Building on the notion of a revised data protection and backup methodology described in my previous post, I think there is another important notion here: that of a data protection taxonomy.
As we think about moving backup away from a host-centric application, to a data-centric service, I think we need a way to consistently describe the data protection characteristics of a data set. This description needs to be completely independent of any storage array, application, data type, vendor, target, or network.
We need a simple, consistent means of sharing an entire data protection policy between any device or application responsible for providing data protection services.
I could then associate the data protection policy with a data set and any service provider for data protection could interpret it, and provide the mandated service level.
Basically, any data object could have such a policy associated with it. And I could bind that policy to it in all kinds of interesting places.

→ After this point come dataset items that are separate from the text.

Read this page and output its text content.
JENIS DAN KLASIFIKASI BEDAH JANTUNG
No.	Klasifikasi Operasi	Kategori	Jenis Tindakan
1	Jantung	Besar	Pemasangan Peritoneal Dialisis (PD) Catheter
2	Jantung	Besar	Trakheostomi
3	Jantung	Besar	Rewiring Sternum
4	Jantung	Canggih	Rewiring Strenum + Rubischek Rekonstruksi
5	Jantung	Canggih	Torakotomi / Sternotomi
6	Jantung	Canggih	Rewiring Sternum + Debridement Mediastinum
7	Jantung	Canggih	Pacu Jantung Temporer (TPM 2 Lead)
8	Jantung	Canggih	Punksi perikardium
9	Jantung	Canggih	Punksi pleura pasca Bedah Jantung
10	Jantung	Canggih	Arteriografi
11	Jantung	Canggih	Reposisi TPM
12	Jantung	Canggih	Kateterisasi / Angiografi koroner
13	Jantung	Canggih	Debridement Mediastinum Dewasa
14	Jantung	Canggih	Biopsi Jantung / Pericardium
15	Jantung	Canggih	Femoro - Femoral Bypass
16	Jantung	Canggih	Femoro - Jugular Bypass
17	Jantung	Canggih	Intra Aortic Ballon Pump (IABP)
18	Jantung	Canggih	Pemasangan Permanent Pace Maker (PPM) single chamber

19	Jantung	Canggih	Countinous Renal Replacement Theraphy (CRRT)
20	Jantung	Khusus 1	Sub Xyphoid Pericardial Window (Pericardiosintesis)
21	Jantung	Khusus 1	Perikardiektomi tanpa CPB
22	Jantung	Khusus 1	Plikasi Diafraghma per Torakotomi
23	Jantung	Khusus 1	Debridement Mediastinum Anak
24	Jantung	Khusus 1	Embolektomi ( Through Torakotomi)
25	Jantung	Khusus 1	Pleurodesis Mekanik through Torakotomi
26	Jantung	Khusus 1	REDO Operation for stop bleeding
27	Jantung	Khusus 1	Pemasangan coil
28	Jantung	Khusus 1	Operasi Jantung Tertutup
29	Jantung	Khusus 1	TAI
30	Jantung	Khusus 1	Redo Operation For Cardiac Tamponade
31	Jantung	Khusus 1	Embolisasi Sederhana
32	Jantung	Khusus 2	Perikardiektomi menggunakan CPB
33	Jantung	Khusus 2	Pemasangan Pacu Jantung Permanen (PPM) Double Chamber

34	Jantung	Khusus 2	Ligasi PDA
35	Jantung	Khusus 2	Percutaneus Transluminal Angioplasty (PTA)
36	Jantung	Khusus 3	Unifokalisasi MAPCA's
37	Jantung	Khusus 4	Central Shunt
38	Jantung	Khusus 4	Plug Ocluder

How about binding a policy to a VM and making it available through the APIs on ESX or VSphere? How about binding a policy to a database and making it available through the Oracle APIs? How about binding a policy to an OS? Better yet, how about binding it to a consistency group or LUN on an array?
At this point, with the appropriate credentials, any data protection service provider--be it archival services, Continuous Data Protection (CDP) services, backup services (hosted on an appliance, an array, in a traditional backup application)--can read or request the policy, and provide the required data protection service.
More practically: any service provider, from any vendor can act upon any data set, resident upon any storage.
How is that for no more vendor lock in?